To capture nature’s majestic power – as well as its ultimate fragility – FROZEN PLANET’s filmmakers utilized the latest cinematographic techniques and technology to capture groundbreaking imagery both above and below the ice in some of the most extreme and remote regions of the planet. Combined, the FROZEN PLANET team filmed in every nation inside the Arctic and Antarctic circles during a record 2,356 days in the field, including a year-and-a-half at sea and more than six months on the sea ice – with 134 hours beneath that ice – filming in the polar oceans. The production team worked alongside nearly every major polar institute, including NASA, BAS (British Antarctic Survey), USAP (United States Antarctic Program), PCSP (Polar Continental Shelf Project), UNIS (University Centre of Svalbard Norway), University of Fairbanks Alaska, IPEV – Institut Polaire Francais.

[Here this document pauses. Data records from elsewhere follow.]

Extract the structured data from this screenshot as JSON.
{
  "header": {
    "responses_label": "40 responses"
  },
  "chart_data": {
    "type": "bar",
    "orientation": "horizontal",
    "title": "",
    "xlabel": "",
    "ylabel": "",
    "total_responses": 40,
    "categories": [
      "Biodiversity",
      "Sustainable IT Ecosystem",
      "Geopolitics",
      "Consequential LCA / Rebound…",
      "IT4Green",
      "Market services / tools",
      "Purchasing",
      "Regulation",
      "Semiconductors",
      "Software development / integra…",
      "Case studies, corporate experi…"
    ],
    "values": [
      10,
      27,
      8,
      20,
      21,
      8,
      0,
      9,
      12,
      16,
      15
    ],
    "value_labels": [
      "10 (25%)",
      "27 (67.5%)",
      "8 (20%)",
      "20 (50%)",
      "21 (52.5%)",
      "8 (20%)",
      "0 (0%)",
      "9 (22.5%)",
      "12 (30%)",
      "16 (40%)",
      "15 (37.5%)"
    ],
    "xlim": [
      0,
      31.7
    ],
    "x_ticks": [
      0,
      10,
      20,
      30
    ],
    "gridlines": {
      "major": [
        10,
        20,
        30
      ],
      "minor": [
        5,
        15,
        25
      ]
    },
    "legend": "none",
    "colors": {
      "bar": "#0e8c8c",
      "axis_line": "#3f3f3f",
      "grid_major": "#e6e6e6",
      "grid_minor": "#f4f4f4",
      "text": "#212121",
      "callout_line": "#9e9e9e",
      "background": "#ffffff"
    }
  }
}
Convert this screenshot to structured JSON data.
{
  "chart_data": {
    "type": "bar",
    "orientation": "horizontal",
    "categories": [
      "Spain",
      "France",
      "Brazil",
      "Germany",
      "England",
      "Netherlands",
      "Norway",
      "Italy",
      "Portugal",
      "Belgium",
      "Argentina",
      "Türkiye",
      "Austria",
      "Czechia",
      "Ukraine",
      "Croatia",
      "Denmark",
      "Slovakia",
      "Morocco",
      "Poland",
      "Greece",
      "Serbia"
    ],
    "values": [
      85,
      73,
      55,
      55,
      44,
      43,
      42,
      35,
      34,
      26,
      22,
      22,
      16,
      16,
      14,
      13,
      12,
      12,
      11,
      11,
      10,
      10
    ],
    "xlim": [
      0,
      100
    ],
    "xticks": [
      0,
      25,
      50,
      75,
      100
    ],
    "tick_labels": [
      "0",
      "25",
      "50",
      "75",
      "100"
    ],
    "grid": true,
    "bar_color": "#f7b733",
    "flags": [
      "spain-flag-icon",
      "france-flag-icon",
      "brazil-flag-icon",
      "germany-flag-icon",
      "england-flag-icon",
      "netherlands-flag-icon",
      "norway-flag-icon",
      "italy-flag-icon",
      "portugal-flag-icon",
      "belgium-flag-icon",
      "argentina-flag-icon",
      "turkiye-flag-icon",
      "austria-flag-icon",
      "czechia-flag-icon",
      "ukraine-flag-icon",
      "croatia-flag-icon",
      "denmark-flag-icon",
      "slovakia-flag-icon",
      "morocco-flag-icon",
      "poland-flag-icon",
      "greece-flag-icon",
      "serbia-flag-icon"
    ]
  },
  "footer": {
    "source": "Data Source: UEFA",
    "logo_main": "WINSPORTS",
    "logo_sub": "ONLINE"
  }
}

The filmmakers worked with 150 scientific collaborators from 18 different nations.

The FROZEN PLANET team’s extreme efforts are profiled in an extraordinary “Making Of” episode. Other episodes provide an introduction to the poles and the elemental power of the weather and ocean there; how seasonal changes all year long impact landscape and wildlife alike; and how humans, pushed to the very edge of survival, adapt to this extreme environment. The series’ seventh episode, hosted on camera by British naturalist Sir David Attenborough, investigates what rising temperatures mean for the people and wildlife that live there – and for the rest of the planet.